WASHINGTON (Reuters) - U.S. congressional negotiators have hammered out a bipartisan agreement on a spending package to keep the federal government funded through the end of the current fiscal year on Sept. 30, a senior congressional aide said on Sunday.
The House of Representatives and Senate must approve the deal before the end of Friday and send it to President Donald Trump for his signature to avoid the first government shutdown since 2013.
The Washington Post reported that Congress was expected to vote early this week on the agreement that is expected to include increases for defense spending and border security.
The Republican-led Congress averted a U.S. government shutdown last Friday by voting for a stop-gap spending bill that gave lawmakers another week to work out federal spending over the final five months of the fiscal year.

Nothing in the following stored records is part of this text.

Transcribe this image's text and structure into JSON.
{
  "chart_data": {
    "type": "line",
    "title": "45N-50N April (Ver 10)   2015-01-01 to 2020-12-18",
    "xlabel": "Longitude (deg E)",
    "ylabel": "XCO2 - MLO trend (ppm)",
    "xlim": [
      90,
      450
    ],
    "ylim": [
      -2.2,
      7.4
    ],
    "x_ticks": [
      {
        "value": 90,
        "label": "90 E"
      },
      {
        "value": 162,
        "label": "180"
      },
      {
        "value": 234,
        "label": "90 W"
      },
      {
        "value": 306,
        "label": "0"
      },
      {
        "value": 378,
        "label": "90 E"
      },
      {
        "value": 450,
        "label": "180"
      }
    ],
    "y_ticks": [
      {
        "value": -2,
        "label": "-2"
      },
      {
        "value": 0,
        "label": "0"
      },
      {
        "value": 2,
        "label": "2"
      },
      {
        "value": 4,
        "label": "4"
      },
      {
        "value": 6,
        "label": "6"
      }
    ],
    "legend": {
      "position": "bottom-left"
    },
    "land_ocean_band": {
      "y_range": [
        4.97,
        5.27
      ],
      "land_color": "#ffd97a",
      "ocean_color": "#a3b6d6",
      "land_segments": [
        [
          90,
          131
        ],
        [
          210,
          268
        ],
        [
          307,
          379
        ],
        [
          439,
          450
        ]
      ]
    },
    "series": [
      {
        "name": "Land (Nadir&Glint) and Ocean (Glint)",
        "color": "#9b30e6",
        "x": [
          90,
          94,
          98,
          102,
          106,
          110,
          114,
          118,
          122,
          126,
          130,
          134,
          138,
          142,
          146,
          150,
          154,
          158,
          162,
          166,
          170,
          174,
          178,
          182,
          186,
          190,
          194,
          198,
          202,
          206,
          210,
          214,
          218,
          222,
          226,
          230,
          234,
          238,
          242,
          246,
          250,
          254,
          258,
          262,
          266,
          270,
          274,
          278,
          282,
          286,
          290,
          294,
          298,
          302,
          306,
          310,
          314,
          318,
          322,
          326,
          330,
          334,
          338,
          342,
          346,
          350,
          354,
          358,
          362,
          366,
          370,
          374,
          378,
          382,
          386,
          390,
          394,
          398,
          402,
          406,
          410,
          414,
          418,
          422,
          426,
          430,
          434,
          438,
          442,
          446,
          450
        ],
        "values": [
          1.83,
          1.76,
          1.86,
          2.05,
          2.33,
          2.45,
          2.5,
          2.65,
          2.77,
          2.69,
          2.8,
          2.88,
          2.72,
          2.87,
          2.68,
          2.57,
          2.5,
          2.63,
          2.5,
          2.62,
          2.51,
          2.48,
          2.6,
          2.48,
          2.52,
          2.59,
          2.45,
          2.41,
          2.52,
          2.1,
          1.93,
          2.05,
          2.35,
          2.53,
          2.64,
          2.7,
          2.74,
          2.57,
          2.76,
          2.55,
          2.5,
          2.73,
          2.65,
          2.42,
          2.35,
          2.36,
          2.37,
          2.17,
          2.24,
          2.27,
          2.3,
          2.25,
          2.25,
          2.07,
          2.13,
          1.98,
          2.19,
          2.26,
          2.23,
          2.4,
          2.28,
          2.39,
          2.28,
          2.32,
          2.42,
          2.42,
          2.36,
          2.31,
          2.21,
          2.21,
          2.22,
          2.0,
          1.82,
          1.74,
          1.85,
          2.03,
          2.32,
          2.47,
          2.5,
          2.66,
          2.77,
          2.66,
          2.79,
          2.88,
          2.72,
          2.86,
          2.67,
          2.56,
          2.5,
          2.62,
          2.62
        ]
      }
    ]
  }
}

Congress was tied up for months trying to work out $1 trillion in spending priorities for the current fiscal year. Lawmakers were supposed to have taken care of the fiscal 2017 appropriations bills by last Oct. 1.
Democrats backed Friday’s stop-gap bill a day after House Republican leaders again put off a vote on major healthcare legislation sought by Trump and opposed by Democrats to dismantle the 2010 Affordable Care Act, dubbed Obamacare, after Republican moderates balked at provisions added to entice hard-line conservatives.
Trump earlier bowed to Democratic demands that the spending legislation for the rest of the fiscal year not include money to start building a wall along the U.S.-Mexico border he said is needed to fight illegal immigration and stop drug smugglers.
The Trump administration also agreed to continue funding for a major component of Obamacare despite Republican vows to end the program.